Hier sprak de christen-ethicus, die abstracties en zgn. objectieve kennis in de ethiek onbestaanbaar achtte, en hier sprak eveneens de theoloog.

Zijn inauguratie aan de Universiteit van Amsterdam vond plaats op 25 september 1939, waarbij hij sprak over De wetenschapsopvatting van een theoloog. Al aan het begin van zijn rede stelde de 'jonge' hoogleraar, dat men onmogelijk kan spreken van de wetenschap: 'objectieve' ethiek. Immers, het leven gaat aan de wetenschap vooraf en essentieel in dat leven is: hoe wij over iets denken, hoe wij iets ervaren, welke waarde wij aan iets toekennen. Dat laatste toont ons des Pudels Kern, dus de essentie van zijn waardenleer, die door hem als volgt onder woorden werd gebracht:

ons bestaan rust niet op wetenschap, maar op waardering, op waarde-toekenningen, waaruit wij leven en die voor wetenschappelijke rechtvaardigingen niet vatbaar zijn; die waarde-toekenningen zijn eerst, zij zijn de kern van onze wereld-beschouwing al is die kern steeds min of meer door het denken omvat en er mee vervlochten. 50

Het gevaar bestaat, dat waarde-toekenningen de overhand krijgen en dan dreigt 'een zich verliezen in subjectiviteit', dat overigens kan worden beperkt door methodische eerlijkheid. Die eerlijkheid is een eerste vereiste en zo kan bijvoorbeeld een (auto) biografie 'waar' worden, ondanks de persoonlijke interpretatie van de auteur, die natuurlijk wèl gebaseerd moet zijn op een balans van waarschijnlijkheden, en geïnspireerd door een geest van eerbied en congenialiteit van de schrijver met zijn onderwerp. 5 ' Van eminent belang achtte hij de omgang met de taal. Vooral zuiverheid van definities is onontbeerlijk en ook hierin deed hij zich kennen als een voorstander van de taalkun-

dige psychologie of de theologische significa. Zijn woorden waren een echo van de denkbeelden die door zijn leermeester, de reeds genoemde De Bussy, waren ontwikkeld. Deze streefde immers ook naar uniforme woordbetekenissen en trachtte de werkelijkheid achter de woorden op te sporen. Dat wilde hij onder meer bereiken door het uitbannen van algemeenheden als 'ismen' (humanisme, deïsme, socialisme), het uitbannen van alle 'de' s (de vrijheid, de mensheid) en alle 'het' s (het geweten, het gevoel).

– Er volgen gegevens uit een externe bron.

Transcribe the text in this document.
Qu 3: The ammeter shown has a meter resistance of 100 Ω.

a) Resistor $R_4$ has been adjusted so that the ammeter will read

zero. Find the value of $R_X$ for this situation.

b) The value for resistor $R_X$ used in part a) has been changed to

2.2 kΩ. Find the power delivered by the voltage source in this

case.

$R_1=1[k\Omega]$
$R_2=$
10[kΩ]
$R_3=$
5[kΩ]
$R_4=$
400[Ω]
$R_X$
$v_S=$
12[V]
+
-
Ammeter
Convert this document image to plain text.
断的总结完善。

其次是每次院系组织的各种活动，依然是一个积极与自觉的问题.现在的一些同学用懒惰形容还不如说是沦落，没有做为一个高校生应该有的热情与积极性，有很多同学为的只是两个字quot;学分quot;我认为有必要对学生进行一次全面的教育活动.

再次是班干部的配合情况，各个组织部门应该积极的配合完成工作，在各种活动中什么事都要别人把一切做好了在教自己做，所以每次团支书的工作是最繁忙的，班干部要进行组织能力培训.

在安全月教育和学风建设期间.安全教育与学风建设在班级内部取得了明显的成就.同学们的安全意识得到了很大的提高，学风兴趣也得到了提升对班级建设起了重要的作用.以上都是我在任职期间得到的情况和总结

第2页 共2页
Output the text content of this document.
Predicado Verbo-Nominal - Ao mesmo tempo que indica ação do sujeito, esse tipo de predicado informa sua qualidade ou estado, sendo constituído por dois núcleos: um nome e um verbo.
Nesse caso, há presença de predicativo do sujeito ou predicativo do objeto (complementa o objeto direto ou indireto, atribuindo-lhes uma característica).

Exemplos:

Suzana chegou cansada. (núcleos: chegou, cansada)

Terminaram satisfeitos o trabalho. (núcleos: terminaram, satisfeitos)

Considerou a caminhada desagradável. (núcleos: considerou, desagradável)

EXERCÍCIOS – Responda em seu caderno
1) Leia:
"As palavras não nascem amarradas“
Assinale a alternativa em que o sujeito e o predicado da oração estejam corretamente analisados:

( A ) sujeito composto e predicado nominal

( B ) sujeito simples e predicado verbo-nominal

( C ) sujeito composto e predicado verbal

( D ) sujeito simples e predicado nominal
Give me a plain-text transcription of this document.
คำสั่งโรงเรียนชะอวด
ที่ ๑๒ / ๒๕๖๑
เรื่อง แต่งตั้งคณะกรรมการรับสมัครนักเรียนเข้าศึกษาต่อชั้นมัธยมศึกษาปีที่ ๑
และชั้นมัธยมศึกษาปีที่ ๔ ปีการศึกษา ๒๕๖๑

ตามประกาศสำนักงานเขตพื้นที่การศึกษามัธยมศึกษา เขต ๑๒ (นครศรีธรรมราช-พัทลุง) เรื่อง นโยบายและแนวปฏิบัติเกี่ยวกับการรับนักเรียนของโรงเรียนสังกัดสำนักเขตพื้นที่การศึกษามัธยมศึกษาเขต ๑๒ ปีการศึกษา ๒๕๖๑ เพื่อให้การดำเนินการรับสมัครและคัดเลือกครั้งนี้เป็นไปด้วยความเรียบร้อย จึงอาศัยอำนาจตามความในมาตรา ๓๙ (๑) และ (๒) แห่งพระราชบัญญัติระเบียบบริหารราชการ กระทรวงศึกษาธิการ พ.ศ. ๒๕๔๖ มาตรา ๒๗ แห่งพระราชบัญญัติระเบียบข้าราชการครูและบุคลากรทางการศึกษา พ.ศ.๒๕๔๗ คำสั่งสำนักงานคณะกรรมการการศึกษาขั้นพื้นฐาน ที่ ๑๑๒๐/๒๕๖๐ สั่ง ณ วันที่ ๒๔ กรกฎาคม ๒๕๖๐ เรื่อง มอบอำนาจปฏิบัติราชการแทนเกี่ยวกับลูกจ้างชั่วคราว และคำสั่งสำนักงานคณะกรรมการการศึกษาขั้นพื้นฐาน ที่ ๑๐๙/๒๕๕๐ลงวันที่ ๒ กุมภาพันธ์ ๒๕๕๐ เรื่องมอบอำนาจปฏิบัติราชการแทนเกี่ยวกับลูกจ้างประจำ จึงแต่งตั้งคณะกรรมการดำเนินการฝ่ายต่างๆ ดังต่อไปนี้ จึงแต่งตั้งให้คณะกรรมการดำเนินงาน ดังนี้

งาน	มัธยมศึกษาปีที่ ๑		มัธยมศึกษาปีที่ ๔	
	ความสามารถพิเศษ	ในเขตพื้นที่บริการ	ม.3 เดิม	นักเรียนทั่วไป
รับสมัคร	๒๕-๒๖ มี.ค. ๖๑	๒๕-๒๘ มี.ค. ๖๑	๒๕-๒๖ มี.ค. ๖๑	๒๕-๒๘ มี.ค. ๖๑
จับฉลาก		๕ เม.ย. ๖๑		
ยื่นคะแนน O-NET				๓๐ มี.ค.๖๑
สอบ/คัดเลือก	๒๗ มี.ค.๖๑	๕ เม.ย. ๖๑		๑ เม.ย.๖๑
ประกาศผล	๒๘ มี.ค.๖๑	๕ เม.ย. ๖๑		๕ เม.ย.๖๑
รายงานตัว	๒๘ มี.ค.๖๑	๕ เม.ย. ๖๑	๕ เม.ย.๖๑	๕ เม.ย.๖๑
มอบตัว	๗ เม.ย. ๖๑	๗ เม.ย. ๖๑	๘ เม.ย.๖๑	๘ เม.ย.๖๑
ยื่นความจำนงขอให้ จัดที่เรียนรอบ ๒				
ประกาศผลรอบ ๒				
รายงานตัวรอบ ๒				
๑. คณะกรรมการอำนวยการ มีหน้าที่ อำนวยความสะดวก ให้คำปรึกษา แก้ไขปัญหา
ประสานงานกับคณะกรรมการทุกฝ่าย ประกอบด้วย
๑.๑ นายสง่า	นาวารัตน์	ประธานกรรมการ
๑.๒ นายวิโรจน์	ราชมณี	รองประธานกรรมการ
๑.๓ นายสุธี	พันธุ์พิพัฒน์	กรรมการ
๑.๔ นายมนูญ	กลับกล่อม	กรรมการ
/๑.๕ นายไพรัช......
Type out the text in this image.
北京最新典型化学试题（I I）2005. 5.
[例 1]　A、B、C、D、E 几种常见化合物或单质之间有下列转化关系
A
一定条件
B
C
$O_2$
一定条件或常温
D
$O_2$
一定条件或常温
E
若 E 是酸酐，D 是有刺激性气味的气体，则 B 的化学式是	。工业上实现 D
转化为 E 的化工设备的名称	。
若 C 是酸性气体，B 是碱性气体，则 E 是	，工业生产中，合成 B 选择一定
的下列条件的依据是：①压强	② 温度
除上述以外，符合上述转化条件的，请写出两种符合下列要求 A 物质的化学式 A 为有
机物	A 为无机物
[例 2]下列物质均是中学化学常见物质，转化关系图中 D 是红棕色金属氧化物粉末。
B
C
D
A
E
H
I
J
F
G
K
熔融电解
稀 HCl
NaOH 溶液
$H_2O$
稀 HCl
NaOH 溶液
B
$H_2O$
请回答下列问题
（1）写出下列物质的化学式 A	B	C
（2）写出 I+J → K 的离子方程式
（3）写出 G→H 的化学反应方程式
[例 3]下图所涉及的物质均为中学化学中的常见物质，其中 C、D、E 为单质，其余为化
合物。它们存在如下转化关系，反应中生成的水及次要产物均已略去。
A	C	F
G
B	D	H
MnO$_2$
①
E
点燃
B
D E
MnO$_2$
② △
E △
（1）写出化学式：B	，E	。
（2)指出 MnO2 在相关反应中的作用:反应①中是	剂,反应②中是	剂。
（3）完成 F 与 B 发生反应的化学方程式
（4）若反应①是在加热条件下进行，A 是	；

Ook Westendorp Boerma wilde streven naar een zo groot mogelijke zuiverheid in het taalgebruik van de mens - niet vanuit vermeende objectiviteit, niet vanuit zedelijke aspiratie of plichtsgevoel, maar vanuit het gevoel van betrekking tot een buiten de wereld staande macht. Slechts zo zou men kunnen komen tot de zuivere verwoording van een waarden-leer.

Westendorp Boerma: ethicus en significus

In 1933 publiceerde hij op 61-jarige leeftijd de studie Realistische Ethiek, 52 een bundel met verklarende inleiding en zes opstellen, waarin hij zijn ontwikkeling op het gebied van de ethiek in een zoekende en tastende stijl samenbracht. Het woord realistisch in de titel wijst op zijn 'nee' tegen de opvatting, dat de ethiek als leidsvrouw in de wetenschap zou kunnen optreden; het is als het ware het afwijzen van de idealistische ethiek in het algemeen. Hij verwoordde dat zelf aldus: 'Bij realistisch confronteer ik de levenden mensch op dat oogenblik met de werkelijkheid, en onder het schrijven heeft dat bij mij geleefd'. 53 Het artikel 'Waardeleer en ethiek' vormt letterlijk en figuurlijk het draaipunt van de bundel. 54 Het behandelt de verhouding tussen de begrippen goed/ slecht en waarde, waarbij hij tot de slotsom komt, dat waarde primair is en dat dus het zgn. 'zedelijk behooren' dood is, wanneer het niet wortelt in iets dat waardevol is voor de mens. Eigenlijk is deze bijdrage, bedoeld of onbedoeld, een weerlegging van al de tijdgenoten die meenden, dat een dergelijk theoretisch werk geen waarde voor de levenspraktijk heeft. Westendorp Boerma beschouwde zijn ethiek heel duidelijk als een soort levensleer, waarvan het verkregen inzicht directe maatschappelijke invloed zou moeten hebben.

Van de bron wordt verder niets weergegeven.